Part 1: Designing with Floating-Point Data Types - 2022.1 English

Vitis Model Composer Tutorial (UG1498)

Document ID
UG1498
Release Date
2022-07-25
Version
2022.1 English
In this part you will review a design implemented with floating-point data types.
  1. At the command prompt, type open Lab1_4_1.slx.

    This opens the Simulink design shown in the following figure. This design is similar to the design used in Lab 1_1, however this time the design is using float data types and the filter is implemented in sub-system FIR.

    First, you will review the attributes of the design, then simulate the design to review the performance, and finally synthesize the design.



    In the previous figure, both the input and output of instance FIR are of type double.
  2. In the MATLAB Command Window enter:
    MyCoeffs = xlfda_numerator('FDATool')
  3. Double-click the instance FIR to open the sub-system.
  4. Double-click the instance Constant1 to open the Properties Editor.

    This shows the Constant value is defined by MyCoeffs(1).



  5. Close the Constant1 Properties editor.
  6. Return to the top-level design using the toolbar button Up To Parent , or click the tab labeled Lab1_4_1.

    The design is summing two sine waves, both of which are 9 MHz. The input gateway to the Vitis Model Composer must therefore sample at a rate of at least 18 MHz.

  7. Double-click the Gateway In1 instance to open the Properties Editor and confirm the input is sampling the data at a rate of 20 MHz (a Sample period of 1/20e6).
  8. Close the Gateway In Properties editor.
  9. Click the Run simulation button to simulate the design.

    The results shown in the following figure show the Vitis Model Composer HDL blockset produces results which are very close to the ideal case, shown in the center. The results are not identical because the Vitis Model Composer design must sample the continuous input waveform into discrete time values.



    The final step is to synthesize this design into hardware.

  10. Double-click the System Generator token to open the Properties Editor.
  11. On the Compilation tab, make sure the Compilation target is IP Catalog.
  12. On the Clocking tab, under Perform analysis select Post Synthesis and from the Analyzer type menu select Resource. This option gives the resource utilization details after completion.
  13. Click Generate to compile the design into a hardware description. After completion, it generates the resource utilization in Resource Analyzer window as shown in the following figure.

  14. Click OK to dismiss the Compilation status dialog box.
  15. Click OK to dismiss the System Generator token.

    You implemented this same filter in Step 1 using fixed-point data types. When compared to the synthesis results from that implementation – the initial results from this step are shown in the following figure and you can see this current version of the design is using a large amount of registers (FF), BRAMs, LUTs, and DSP resources (Xilinx dedicated multiplier/add units).

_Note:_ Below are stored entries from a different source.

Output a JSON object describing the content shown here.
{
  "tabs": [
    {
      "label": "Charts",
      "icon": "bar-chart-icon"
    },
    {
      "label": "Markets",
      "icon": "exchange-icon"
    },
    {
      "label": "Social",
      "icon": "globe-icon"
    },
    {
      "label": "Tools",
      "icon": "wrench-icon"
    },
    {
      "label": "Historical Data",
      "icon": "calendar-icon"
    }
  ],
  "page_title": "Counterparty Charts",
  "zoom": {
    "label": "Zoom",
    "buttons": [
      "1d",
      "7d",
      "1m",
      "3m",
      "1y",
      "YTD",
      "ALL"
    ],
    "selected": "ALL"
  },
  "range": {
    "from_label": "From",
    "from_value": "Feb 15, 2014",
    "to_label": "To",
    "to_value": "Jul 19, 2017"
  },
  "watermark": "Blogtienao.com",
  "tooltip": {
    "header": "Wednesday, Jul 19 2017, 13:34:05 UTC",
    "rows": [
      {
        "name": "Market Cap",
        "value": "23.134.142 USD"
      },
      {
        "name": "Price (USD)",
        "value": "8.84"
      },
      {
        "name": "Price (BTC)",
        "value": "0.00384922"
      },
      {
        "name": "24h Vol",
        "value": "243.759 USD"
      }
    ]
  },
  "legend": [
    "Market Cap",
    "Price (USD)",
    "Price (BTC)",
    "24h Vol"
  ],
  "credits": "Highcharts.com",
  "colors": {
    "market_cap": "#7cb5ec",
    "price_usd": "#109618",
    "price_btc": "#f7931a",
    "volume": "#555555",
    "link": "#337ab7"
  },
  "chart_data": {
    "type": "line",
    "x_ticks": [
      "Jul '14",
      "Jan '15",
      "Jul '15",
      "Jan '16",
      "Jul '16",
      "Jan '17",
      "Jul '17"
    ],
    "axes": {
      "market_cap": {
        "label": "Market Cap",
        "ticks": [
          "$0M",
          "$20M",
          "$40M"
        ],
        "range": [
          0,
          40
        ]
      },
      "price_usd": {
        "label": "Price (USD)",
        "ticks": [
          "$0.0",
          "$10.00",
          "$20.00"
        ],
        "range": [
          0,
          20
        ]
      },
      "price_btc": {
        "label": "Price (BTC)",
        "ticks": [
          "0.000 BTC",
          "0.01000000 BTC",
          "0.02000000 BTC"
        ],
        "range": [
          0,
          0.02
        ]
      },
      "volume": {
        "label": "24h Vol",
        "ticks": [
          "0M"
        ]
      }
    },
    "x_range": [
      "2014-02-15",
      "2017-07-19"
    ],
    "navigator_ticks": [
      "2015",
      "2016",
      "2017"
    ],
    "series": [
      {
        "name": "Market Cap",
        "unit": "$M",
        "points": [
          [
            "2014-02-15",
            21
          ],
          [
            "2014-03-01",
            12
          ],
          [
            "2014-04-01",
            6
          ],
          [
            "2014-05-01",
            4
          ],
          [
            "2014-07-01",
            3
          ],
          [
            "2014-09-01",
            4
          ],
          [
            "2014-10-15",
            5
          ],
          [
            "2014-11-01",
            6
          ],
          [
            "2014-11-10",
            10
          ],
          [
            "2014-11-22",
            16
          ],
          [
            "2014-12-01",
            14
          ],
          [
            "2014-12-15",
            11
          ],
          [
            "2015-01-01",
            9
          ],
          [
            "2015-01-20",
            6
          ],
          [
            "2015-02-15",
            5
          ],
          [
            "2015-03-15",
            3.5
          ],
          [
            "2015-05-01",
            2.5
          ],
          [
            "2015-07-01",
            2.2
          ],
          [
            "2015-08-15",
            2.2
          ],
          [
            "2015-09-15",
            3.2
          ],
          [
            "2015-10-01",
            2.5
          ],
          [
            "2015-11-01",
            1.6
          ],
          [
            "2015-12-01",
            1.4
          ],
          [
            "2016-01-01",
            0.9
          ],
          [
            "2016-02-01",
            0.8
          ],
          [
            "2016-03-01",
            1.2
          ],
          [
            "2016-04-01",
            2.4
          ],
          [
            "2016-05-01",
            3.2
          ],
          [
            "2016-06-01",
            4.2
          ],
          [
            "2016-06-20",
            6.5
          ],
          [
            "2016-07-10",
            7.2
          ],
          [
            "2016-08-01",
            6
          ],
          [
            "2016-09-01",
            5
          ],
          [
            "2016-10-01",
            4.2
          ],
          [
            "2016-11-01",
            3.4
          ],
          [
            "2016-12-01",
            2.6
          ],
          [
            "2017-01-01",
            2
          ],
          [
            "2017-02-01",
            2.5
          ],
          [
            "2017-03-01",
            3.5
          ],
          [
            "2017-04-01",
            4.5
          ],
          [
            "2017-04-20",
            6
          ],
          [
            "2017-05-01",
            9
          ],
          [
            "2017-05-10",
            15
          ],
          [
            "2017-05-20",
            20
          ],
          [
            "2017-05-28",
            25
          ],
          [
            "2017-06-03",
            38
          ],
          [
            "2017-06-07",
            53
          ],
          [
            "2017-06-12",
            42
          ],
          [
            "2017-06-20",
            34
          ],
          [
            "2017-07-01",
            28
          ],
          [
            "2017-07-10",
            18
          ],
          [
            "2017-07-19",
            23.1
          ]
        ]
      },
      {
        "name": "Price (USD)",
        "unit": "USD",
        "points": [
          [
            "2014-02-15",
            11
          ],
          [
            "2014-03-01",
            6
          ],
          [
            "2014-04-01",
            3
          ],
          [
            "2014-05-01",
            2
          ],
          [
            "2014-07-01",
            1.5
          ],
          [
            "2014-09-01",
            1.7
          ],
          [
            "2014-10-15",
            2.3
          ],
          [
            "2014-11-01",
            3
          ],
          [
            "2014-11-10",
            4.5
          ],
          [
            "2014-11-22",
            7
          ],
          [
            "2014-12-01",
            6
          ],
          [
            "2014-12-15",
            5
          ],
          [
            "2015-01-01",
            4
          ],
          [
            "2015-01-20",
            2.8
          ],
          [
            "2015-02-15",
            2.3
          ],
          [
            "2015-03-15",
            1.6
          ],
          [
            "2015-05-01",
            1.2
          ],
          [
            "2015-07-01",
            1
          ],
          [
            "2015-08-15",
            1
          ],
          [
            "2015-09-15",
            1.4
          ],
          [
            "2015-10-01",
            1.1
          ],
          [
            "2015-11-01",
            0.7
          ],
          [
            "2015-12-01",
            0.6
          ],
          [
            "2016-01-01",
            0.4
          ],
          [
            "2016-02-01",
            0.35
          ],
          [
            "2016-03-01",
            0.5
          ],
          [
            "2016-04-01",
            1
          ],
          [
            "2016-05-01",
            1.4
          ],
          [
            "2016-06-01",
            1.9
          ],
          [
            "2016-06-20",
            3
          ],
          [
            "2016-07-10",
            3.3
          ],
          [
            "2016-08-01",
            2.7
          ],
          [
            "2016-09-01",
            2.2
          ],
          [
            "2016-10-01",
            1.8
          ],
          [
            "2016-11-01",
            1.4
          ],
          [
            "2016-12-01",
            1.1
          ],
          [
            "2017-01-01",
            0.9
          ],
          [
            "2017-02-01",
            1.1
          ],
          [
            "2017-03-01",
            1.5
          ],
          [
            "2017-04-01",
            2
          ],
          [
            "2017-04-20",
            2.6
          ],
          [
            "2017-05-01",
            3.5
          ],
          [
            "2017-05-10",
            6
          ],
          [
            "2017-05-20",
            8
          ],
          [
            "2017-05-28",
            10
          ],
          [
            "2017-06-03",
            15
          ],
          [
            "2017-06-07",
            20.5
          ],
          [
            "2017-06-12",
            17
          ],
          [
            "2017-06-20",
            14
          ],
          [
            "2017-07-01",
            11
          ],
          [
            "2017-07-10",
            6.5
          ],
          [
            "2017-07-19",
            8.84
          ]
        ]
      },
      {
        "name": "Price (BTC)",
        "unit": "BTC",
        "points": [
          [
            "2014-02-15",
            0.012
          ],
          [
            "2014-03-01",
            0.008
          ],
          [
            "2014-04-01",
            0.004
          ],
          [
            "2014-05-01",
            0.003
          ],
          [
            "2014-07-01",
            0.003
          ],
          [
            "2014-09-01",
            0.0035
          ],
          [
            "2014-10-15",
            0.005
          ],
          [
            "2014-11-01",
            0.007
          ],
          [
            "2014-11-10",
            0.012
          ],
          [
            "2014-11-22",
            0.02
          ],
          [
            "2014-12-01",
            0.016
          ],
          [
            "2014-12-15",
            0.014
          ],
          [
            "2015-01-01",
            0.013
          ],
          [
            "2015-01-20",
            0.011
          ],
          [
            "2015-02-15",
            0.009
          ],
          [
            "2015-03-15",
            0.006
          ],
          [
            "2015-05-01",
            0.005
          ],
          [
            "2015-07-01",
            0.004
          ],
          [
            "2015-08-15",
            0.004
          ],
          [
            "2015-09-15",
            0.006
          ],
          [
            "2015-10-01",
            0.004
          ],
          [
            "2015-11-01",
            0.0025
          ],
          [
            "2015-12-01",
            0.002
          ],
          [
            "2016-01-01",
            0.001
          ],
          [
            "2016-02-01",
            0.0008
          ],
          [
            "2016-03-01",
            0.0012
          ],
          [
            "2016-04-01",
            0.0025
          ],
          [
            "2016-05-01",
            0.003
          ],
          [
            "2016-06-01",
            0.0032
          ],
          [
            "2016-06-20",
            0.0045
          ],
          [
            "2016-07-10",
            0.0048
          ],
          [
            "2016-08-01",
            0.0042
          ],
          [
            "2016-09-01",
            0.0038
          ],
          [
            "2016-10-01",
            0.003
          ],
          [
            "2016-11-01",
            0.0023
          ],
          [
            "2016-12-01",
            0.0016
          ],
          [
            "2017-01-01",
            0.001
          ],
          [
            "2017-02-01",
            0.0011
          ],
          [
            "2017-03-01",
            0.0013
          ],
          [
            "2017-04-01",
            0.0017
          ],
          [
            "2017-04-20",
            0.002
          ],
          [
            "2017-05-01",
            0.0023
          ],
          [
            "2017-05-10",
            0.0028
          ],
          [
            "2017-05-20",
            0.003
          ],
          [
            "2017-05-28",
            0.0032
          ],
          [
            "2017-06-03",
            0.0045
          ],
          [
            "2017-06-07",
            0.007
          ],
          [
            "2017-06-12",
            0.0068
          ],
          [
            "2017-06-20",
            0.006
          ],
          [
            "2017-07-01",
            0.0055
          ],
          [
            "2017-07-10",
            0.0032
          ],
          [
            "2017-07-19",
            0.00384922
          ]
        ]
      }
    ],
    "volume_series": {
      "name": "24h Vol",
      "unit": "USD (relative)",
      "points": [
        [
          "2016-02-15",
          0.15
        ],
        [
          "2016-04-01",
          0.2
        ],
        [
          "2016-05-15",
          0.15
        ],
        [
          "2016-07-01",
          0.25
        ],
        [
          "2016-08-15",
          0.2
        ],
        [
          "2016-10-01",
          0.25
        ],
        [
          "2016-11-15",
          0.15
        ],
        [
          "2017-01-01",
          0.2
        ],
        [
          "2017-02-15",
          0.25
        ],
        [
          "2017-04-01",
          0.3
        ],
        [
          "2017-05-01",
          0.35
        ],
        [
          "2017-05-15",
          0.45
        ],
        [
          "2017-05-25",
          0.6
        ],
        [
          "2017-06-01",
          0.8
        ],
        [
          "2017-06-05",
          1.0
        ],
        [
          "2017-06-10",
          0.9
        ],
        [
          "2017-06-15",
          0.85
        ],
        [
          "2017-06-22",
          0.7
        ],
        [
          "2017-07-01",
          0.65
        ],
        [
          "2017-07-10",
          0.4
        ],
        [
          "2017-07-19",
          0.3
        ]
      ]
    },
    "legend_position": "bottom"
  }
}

    Maintaining the full accuracy of floating-point types is an ideal implementation but implementing full floating-point accuracy requires a significant amount of hardware.

    For this particular design, the entire range of the floating-point types is not required. The design is using considerably more resources than what is required. In the next part, you will learn how to compare designs with different data types inside the Simulink environment.

  16. Exit the Lab1_4_1.slx Simulink worksheet.